Last week The Stranger published a wide-ranging interview with Governor Inslee, whose stated purpose was to drum up the grassroots for his carbon tax proposal. He doesn’t criticize legislators directly, but you certainly get the impression speaker Frank Chopp (D-Capitol Hill) isn’t exactly out in front of the climate activists.
— WA House Democrats (@WAHouseDems) January 4, 2018
When legislators want something to be a priority, they don’t create arbitrary additional obstacles for passage. See additional Stranger anonymous sources on Chopp here. Perhaps, as leader of his caucus, Speaker Chopp is saying that not all his Democrats are on board, and he won’t force them to take a tough vote. In any case, he certainly isn’t directing the full powers of his office at the problem.
But enough about carbon taxes. More to our usual subject, Heidi Groover asks what you’re all wondering:
HG: If a bill that changes that car tab valuation but does not backfill that money for Sound Transit is on your desk, will you sign it?
GUV: We want to make sure that we can maintain the ability to fulfill the voters’ desires, which is to finish that line. We’ve got to remain committed to that. I would evaluate any proposal on whether it finds a way to, in fact, fulfill that commitment. I haven’t had a chance to look at the details of what’s moving at the moment, so I can’t tell you whether that does or does not do that. I’m told there is some backfill from Department of Transportation, land which is essentially surplus, which would backfill some of these funds. But that is not a—I don’t have the total details on that.
HG: But the bills that have been moving the quickest don’t have any backfill. They just restructure the evaluation in a way that effectively cuts—
GUV: My understanding is that somewhere in this legislative process, there will be some backfill. My understanding is it will come from a DOT surplus fund of assets we’re not using essentially.
HG: Would you commit to not signing a bill if it did not include that backfill?
GUV: No, because I think through these things and if it’s connected to a thousand other things and cures cancer at the same time—sometimes, if it cures cancer, I might sign it.
HG: But that’s not the situation—
GUV: I am committed to getting this job done. And I’ve been quite vocal with legislative leaders about it. So that’s why I’m glad DOT, as I understand, has come through.
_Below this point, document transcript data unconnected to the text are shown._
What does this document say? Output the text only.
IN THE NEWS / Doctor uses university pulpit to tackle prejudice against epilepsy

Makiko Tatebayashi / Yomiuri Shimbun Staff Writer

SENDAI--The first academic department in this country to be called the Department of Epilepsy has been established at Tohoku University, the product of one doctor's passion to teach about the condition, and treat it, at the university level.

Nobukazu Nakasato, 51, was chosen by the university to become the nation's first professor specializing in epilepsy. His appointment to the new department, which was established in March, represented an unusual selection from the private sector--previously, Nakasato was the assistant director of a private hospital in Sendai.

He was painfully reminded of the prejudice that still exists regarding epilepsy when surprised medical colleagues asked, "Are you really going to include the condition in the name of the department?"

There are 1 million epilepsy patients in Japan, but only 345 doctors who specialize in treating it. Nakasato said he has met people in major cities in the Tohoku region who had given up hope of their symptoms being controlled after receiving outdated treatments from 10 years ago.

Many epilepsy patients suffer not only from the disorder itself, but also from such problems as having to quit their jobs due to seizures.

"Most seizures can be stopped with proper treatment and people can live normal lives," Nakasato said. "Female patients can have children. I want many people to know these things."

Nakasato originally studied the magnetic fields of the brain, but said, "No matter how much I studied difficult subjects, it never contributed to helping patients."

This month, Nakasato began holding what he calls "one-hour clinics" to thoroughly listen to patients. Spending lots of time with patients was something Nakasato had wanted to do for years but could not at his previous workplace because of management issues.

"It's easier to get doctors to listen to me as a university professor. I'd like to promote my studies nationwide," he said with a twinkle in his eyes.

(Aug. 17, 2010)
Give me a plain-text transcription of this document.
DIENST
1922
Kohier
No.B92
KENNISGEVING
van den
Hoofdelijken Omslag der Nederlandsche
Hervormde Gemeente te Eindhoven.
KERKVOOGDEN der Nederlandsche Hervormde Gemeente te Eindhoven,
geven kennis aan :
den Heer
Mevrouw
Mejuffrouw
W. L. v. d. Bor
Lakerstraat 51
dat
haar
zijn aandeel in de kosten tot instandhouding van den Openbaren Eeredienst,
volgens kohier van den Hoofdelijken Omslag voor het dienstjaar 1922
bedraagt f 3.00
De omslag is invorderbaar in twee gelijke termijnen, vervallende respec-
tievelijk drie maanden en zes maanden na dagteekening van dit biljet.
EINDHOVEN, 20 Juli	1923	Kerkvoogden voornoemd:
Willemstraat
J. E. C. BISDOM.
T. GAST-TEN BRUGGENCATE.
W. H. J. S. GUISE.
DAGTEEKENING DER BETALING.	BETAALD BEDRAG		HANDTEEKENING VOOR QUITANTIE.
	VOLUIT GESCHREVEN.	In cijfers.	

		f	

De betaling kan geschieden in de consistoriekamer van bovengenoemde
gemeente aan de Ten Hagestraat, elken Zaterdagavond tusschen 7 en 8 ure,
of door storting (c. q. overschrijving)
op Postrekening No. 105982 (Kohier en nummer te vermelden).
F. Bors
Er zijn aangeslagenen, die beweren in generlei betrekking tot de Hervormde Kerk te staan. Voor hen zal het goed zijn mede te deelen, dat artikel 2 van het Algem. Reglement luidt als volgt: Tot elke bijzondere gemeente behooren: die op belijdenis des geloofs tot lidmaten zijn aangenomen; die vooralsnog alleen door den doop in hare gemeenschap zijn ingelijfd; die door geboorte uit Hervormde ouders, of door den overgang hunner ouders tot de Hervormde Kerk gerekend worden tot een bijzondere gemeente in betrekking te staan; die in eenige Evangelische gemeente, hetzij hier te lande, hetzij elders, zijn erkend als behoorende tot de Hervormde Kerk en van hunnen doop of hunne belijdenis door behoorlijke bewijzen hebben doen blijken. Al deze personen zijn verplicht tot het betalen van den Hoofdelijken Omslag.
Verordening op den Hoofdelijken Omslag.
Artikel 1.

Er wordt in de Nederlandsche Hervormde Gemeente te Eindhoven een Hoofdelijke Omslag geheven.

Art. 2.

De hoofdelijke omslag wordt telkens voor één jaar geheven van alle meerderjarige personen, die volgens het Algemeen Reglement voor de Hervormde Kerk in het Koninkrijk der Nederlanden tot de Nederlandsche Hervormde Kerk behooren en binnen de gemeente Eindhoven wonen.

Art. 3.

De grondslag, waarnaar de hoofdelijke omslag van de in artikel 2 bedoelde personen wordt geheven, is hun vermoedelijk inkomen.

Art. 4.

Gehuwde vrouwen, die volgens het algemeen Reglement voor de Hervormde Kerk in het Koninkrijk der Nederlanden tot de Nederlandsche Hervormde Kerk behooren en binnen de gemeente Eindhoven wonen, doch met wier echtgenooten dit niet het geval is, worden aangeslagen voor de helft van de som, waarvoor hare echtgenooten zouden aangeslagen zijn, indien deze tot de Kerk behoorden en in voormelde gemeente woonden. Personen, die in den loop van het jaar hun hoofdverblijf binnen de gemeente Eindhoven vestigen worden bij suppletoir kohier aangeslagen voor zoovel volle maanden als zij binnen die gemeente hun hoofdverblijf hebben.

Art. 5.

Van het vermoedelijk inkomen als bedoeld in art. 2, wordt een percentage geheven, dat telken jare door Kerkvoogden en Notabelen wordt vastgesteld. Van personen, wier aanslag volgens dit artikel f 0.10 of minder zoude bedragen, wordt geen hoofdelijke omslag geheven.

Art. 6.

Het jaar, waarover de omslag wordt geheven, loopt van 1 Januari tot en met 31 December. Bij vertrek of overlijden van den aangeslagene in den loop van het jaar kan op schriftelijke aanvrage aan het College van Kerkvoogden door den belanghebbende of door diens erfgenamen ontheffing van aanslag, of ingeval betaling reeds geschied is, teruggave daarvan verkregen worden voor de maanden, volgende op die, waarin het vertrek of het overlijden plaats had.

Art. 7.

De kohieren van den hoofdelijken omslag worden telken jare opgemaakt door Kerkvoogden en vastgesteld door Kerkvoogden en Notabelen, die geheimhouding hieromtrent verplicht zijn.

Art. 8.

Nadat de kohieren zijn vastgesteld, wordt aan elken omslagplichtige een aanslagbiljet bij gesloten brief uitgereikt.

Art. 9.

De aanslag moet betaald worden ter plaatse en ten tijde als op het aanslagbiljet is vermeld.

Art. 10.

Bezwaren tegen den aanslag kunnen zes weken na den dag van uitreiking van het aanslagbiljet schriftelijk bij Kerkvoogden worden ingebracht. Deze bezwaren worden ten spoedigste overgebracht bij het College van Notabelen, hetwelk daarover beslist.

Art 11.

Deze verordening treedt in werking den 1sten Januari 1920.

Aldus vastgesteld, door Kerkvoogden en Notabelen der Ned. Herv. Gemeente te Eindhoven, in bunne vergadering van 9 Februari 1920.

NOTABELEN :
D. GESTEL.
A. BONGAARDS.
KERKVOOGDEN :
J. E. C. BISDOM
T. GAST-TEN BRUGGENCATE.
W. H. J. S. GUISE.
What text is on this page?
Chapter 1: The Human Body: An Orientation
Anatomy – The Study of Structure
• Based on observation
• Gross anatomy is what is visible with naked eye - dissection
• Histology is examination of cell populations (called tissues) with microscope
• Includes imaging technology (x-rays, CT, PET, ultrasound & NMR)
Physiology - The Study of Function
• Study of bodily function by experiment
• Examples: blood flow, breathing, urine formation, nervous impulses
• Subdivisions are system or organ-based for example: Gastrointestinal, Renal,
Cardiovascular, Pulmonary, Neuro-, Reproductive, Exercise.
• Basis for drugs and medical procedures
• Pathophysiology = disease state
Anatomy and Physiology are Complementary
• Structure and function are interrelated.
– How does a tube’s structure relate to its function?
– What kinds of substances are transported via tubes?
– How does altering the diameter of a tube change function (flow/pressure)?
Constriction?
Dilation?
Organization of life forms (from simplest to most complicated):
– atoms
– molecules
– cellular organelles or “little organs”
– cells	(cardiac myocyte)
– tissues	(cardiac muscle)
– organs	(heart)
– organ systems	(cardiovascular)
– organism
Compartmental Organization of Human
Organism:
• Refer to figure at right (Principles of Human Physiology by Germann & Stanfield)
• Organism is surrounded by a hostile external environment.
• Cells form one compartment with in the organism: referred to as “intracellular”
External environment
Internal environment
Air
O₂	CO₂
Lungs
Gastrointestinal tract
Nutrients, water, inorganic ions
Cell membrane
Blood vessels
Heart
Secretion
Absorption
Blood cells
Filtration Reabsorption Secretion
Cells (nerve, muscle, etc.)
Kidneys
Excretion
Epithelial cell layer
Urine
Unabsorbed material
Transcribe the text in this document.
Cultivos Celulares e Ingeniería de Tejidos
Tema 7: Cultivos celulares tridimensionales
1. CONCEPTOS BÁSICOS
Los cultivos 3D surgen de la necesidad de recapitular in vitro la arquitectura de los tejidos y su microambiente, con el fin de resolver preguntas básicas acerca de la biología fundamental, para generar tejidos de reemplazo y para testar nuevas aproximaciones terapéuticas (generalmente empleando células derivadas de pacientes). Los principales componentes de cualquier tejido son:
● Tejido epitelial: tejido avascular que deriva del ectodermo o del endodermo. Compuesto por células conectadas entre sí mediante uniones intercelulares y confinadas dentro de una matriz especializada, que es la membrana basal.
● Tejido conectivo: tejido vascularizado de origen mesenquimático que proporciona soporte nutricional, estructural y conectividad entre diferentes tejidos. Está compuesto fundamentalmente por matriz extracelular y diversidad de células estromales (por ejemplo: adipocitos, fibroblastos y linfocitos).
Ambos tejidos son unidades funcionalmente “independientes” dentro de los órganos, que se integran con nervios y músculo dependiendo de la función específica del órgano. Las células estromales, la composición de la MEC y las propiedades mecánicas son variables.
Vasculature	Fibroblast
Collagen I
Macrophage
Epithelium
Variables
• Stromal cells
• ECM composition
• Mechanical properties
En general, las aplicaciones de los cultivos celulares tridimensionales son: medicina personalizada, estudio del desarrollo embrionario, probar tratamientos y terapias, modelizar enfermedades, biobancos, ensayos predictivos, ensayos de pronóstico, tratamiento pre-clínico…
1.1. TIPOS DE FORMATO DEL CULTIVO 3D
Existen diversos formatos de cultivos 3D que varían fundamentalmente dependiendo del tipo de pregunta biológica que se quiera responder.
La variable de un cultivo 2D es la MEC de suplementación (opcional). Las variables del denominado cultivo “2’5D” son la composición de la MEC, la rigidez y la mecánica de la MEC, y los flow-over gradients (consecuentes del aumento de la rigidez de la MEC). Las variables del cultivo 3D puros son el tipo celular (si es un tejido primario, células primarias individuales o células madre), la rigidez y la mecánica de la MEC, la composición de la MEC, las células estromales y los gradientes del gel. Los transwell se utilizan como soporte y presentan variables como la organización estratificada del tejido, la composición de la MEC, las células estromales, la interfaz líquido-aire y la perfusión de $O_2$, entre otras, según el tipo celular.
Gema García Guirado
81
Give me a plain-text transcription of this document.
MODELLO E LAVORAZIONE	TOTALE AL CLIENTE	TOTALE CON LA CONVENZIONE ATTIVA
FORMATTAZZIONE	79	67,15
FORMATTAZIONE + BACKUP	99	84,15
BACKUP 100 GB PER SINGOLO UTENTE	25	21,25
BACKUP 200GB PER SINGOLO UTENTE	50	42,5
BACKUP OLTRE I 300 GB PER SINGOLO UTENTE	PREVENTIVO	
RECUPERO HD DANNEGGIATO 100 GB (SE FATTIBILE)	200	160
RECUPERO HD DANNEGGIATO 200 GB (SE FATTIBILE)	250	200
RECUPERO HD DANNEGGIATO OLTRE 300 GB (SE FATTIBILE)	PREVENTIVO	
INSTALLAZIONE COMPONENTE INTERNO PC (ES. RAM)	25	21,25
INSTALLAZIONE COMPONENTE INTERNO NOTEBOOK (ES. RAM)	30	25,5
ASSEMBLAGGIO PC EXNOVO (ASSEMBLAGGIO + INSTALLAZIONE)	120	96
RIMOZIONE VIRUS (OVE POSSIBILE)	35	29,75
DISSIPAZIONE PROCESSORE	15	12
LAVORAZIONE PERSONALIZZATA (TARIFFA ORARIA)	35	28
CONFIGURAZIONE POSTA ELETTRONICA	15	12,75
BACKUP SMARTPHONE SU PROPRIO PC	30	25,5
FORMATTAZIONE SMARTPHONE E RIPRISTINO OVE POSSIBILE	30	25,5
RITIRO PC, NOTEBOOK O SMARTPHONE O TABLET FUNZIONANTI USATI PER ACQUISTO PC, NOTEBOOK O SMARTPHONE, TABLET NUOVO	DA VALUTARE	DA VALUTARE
Governor Inslee is clearly not going to be cornered into making a promise here, but he’s stated a principle that most transit advocates can get behind — that Sound Transit’s budget must be made whole. As Democratic votes are distributed inefficiently among the legislative districts, the Governor’s statewide majority is a bit more secure than the legislative one, so perhaps he can afford to be the bad guy here. We’ll see if it comes to that, and if he’s going to stick to his principles.